What if the plane crashes. What if the cops are onto us and fleeing the country only makes matters worse.
What if Lissa and Lesley are not the good guys after all but diabolical psychos.
I glance at them through the window. Lesley has ordered another iced latte and is caught in a loop of sipping it, grimacing at the taste, then sipping again. Beside him, Lissa is folding a napkin into a cootie catcher. “They don’t seem diabolical to me.”
I turn to level with Grant. “Look,” I say. “Our best shot at ending this is to be at Anna’s event in London next Monday. One week, okay? That’s all we have to get through with these bozos. Then this is over.”
“That’s more than a week,” Grant says.
“I was rounding. You’ve read about rounding, yes?”
“Do we have to go with them, though? We could just book our own tickets and not have to offer ourselves up to serial killers.”
“The story’s just going to keep finding us either way,” I point out.
“I don’t know about you, but I’d rather stick with the people who at least kind of know what’s going on.
Also, you’re an adjunct professor and I’m a temp.
Are either of us really in a position to shell out for a same-day flight to London when there’s a free ride on the table? ”
His jaw tightens again. He’s going to crack a tooth if he’s not careful.
“It’s the only way,” I say. “You know it is.”
He lets out a shaky breath. “A week or so of hell for a lifetime of normal,” he says, weighing it.
I cringe. “A lifetime of normal?
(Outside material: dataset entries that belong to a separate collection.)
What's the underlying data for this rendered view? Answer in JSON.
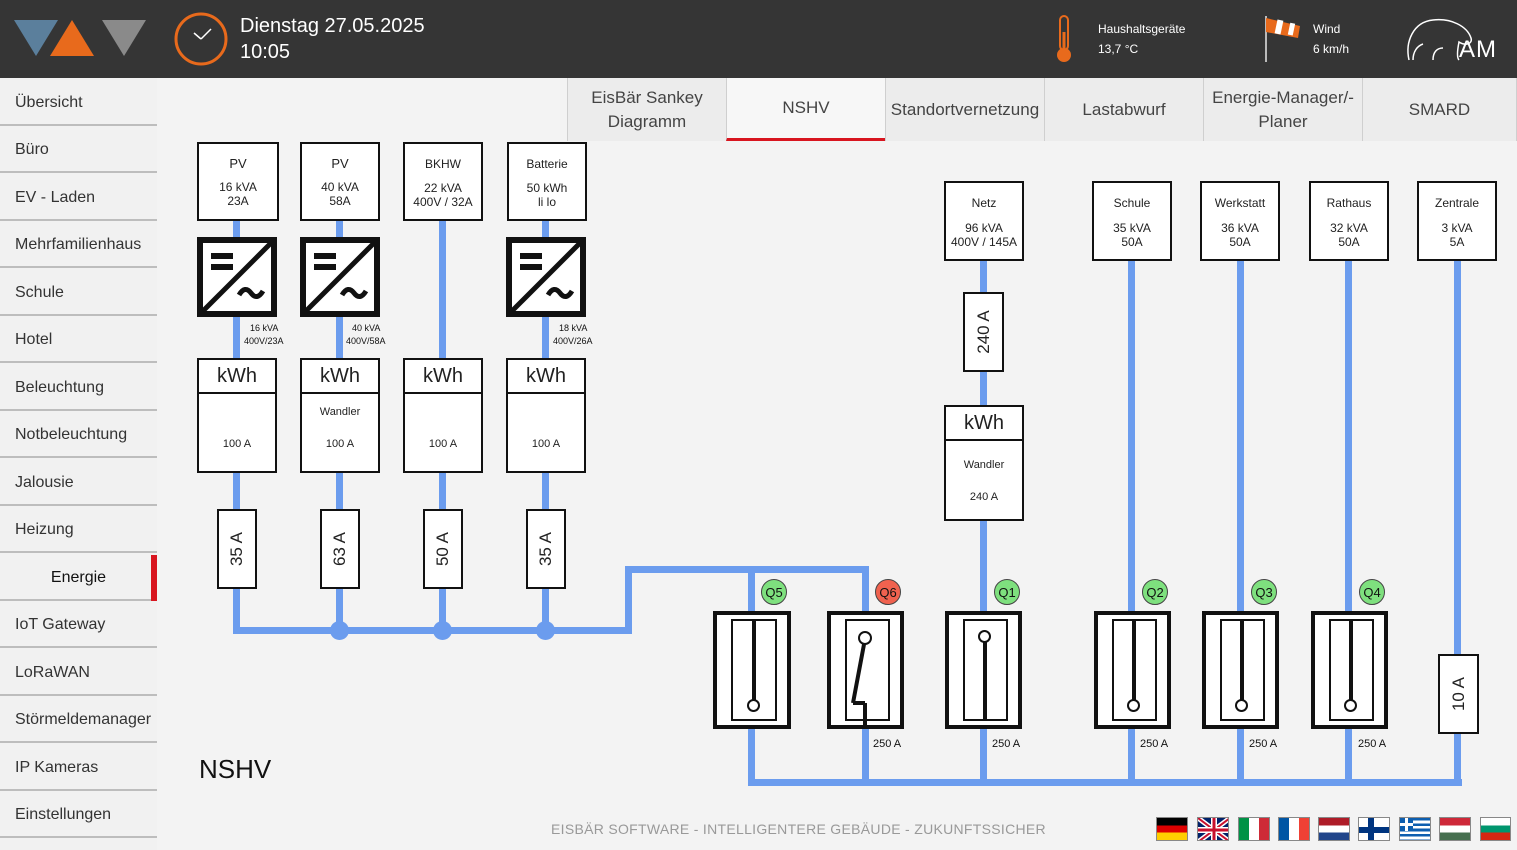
{
  "header": {
    "date": "Dienstag 27.05.2025",
    "time": "10:05",
    "sensor1_label": "Haushaltsgeräte",
    "sensor1_value": "13,7 °C",
    "sensor2_label": "Wind",
    "sensor2_value": "6 km/h",
    "brand_text": "AM"
  },
  "sidebar": {
    "items": [
      {
        "label": "Übersicht"
      },
      {
        "label": "Büro"
      },
      {
        "label": "EV - Laden"
      },
      {
        "label": "Mehrfamilienhaus"
      },
      {
        "label": "Schule"
      },
      {
        "label": "Hotel"
      },
      {
        "label": "Beleuchtung"
      },
      {
        "label": "Notbeleuchtung"
      },
      {
        "label": "Jalousie"
      },
      {
        "label": "Heizung"
      },
      {
        "label": "Energie"
      },
      {
        "label": "IoT Gateway"
      },
      {
        "label": "LoRaWAN"
      },
      {
        "label": "Störmeldemanager"
      },
      {
        "label": "IP Kameras"
      },
      {
        "label": "Einstellungen"
      }
    ],
    "active": "Energie"
  },
  "tabs": [
    {
      "label": "EisBär Sankey Diagramm"
    },
    {
      "label": "NSHV"
    },
    {
      "label": "Standortvernetzung"
    },
    {
      "label": "Lastabwurf"
    },
    {
      "label": "Energie-Manager/-Planer"
    },
    {
      "label": "SMARD"
    }
  ],
  "diagram": {
    "title": "NSHV",
    "sources": [
      {
        "name": "PV",
        "l1": "16 kVA",
        "l2": "23A",
        "inv1": "16 kVA",
        "inv2": "400V/23A",
        "meter_mid": "",
        "meter_bottom": "100 A",
        "fuse": "35 A"
      },
      {
        "name": "PV",
        "l1": "40 kVA",
        "l2": "58A",
        "inv1": "40 kVA",
        "inv2": "400V/58A",
        "meter_mid": "Wandler",
        "meter_bottom": "100 A",
        "fuse": "63 A"
      },
      {
        "name": "BKHW",
        "l1": "22 kVA",
        "l2": "400V / 32A",
        "meter_mid": "",
        "meter_bottom": "100 A",
        "fuse": "50 A"
      },
      {
        "name": "Batterie",
        "l1": "50 kWh",
        "l2": "li lo",
        "inv1": "18 kVA",
        "inv2": "400V/26A",
        "meter_mid": "",
        "meter_bottom": "100 A",
        "fuse": "35 A"
      }
    ],
    "meter_label": "kWh",
    "grid": {
      "name": "Netz",
      "l1": "96 kVA",
      "l2": "400V / 145A",
      "fuse": "240 A",
      "meter_mid": "Wandler",
      "meter_bottom": "240 A"
    },
    "loads": [
      {
        "name": "Schule",
        "l1": "35 kVA",
        "l2": "50A"
      },
      {
        "name": "Werkstatt",
        "l1": "36 kVA",
        "l2": "50A"
      },
      {
        "name": "Rathaus",
        "l1": "32 kVA",
        "l2": "50A"
      },
      {
        "name": "Zentrale",
        "l1": "3 kVA",
        "l2": "5A"
      }
    ],
    "zentrale_fuse": "10 A",
    "breakers": [
      {
        "id": "Q5",
        "state": "closed",
        "color": "#7ee07e",
        "rating": ""
      },
      {
        "id": "Q6",
        "state": "open",
        "color": "#f0624f",
        "rating": "250 A"
      },
      {
        "id": "Q1",
        "state": "closed",
        "color": "#7ee07e",
        "rating": "250 A"
      },
      {
        "id": "Q2",
        "state": "closed",
        "color": "#7ee07e",
        "rating": "250 A"
      },
      {
        "id": "Q3",
        "state": "closed",
        "color": "#7ee07e",
        "rating": "250 A"
      },
      {
        "id": "Q4",
        "state": "closed",
        "color": "#7ee07e",
        "rating": "250 A"
      }
    ]
  },
  "footer": {
    "text": "EISBÄR SOFTWARE - INTELLIGENTERE GEBÄUDE - ZUKUNFTSSICHER",
    "languages": [
      "de-flag-icon",
      "uk-flag-icon",
      "it-flag-icon",
      "fr-flag-icon",
      "nl-flag-icon",
      "fi-flag-icon",
      "gr-flag-icon",
      "hu-flag-icon",
      "bg-flag-icon"
    ]
  },
  "colors": {
    "accent": "#d8151f",
    "bus": "#6b9cee",
    "logo_orange": "#e86a1c",
    "logo_blue": "#5b7f9c"
  }
}
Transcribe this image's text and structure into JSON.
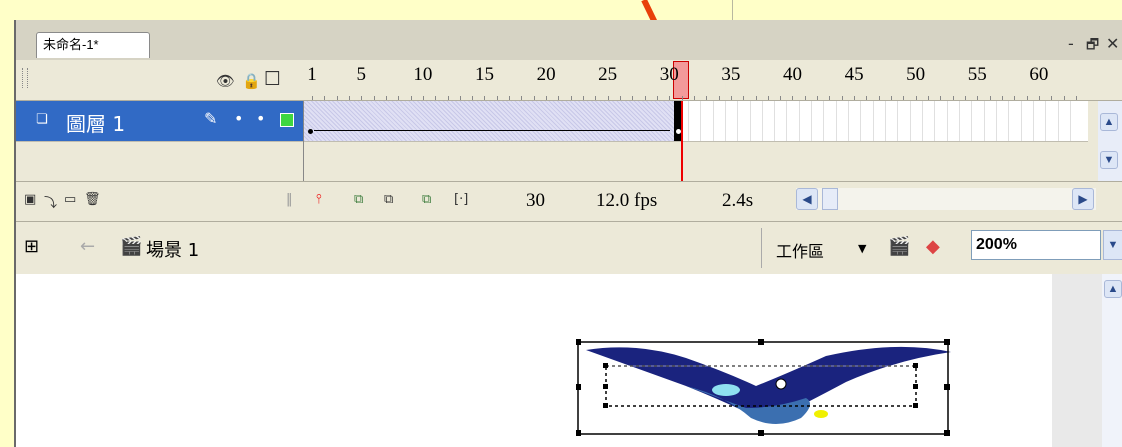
{
  "document_tab": {
    "title": "未命名-1*"
  },
  "window_controls": {
    "minimize": "-",
    "restore": "🗗",
    "close": "✕"
  },
  "timeline": {
    "header_icons": {
      "eye": "👁",
      "lock": "🔒",
      "outline": "☐"
    },
    "ruler_ticks": [
      "1",
      "5",
      "10",
      "15",
      "20",
      "25",
      "30",
      "35",
      "40",
      "45",
      "50",
      "55",
      "60"
    ],
    "current_frame_marker": "30",
    "layer": {
      "name": "圖層 1",
      "pencil": "✎",
      "dot1": "•",
      "dot2": "•"
    },
    "status": {
      "frame": "30",
      "fps": "12.0 fps",
      "time": "2.4s"
    }
  },
  "editbar": {
    "scene_label": "場景 1",
    "workspace_label": "工作區",
    "zoom_value": "200%"
  },
  "colors": {
    "selected_layer": "#316ac5",
    "playhead": "#e00000",
    "outline_box": "#3fd63f"
  }
}
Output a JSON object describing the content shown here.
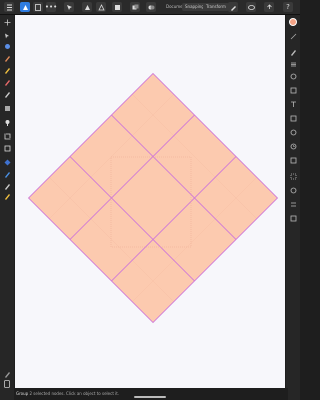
{
  "toolbar": {
    "doc_label": "Document",
    "snapping_label": "Snapping",
    "transform_label": "Transform",
    "icons": [
      "menu-icon",
      "persona-icon",
      "more-icon",
      "boolean-icon",
      "align-icon",
      "arrange-icon",
      "view-icon",
      "layers-icon"
    ]
  },
  "left_tools": [
    "move-tool-icon",
    "node-tool-icon",
    "pen-tool-icon",
    "pencil-tool-icon",
    "brush-tool-icon",
    "fill-tool-icon",
    "gradient-tool-icon",
    "transparency-tool-icon",
    "crop-tool-icon",
    "shape-tool-icon",
    "text-tool-icon",
    "color-picker-icon",
    "zoom-tool-icon",
    "view-tool-icon"
  ],
  "right_panels": [
    "color-panel-icon",
    "stroke-panel-icon",
    "brush-panel-icon",
    "layers-panel-icon",
    "effects-panel-icon",
    "styles-panel-icon",
    "text-styles-panel-icon",
    "stock-panel-icon",
    "transform-panel-icon",
    "history-panel-icon",
    "navigator-panel-icon",
    "symbols-panel-icon",
    "constraints-panel-icon",
    "assets-panel-icon",
    "swatches-panel-icon"
  ],
  "canvas": {
    "fill_color": "#fccaaf",
    "stroke_color": "#d07ad7",
    "grid": "3x3",
    "rotation": "45°"
  },
  "status": {
    "layer_name": "Group",
    "message": "2 selected nodes. Click an object to select it."
  }
}
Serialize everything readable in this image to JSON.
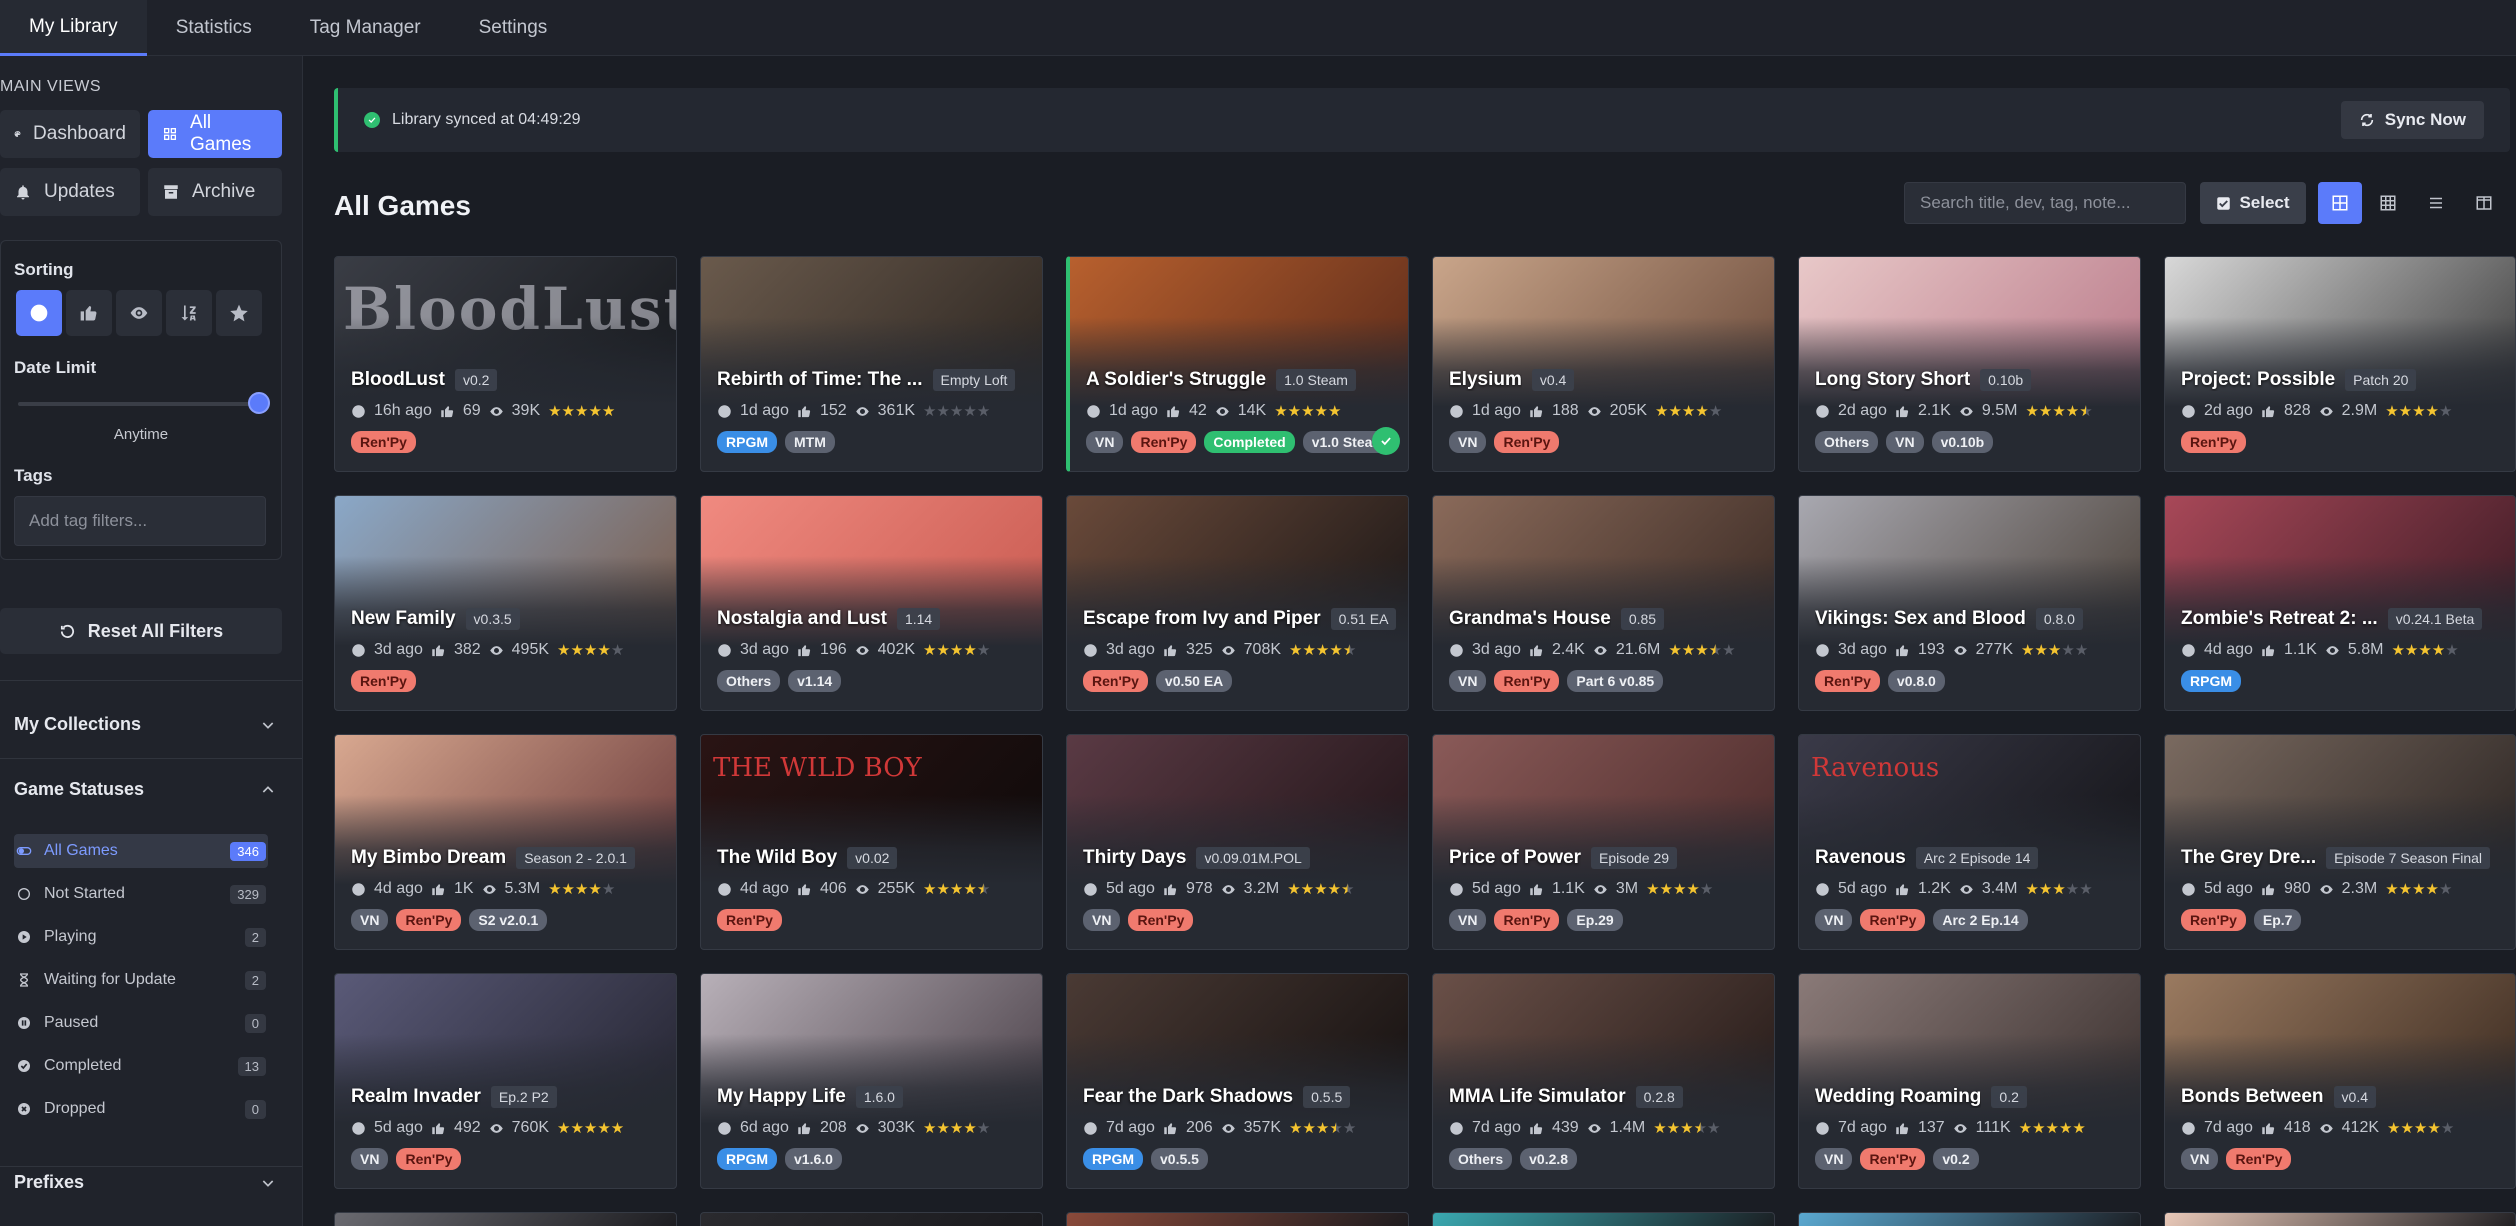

Jesus, Grant. A little optimism wouldn’t hurt.”
He frowns again, standing there with his defeated posture and his tired eyes and his khakis. “That was optimism.”
Well, to each their own.
“So,” I say, “we’re agreed? We’re going to London?”
“We don’t have our passports,” he says, a meager Hail Mary of resistance.
“Speak for yourself. I never leave home without mine.” I lean over to rap on the window by Lesley and Lissa. “We can get yours before we leave.”
Our new comrades look expectantly toward us through the glass, and I nod. Lissa lights up, clapping her hands, and Lesley continues sipping his latte, offering a stoic thumbs-up.
There’s no way of knowing what awaits us in London, but I do know this: one way or another, it will be an adventure. Far be it from me to ever turn down one of those.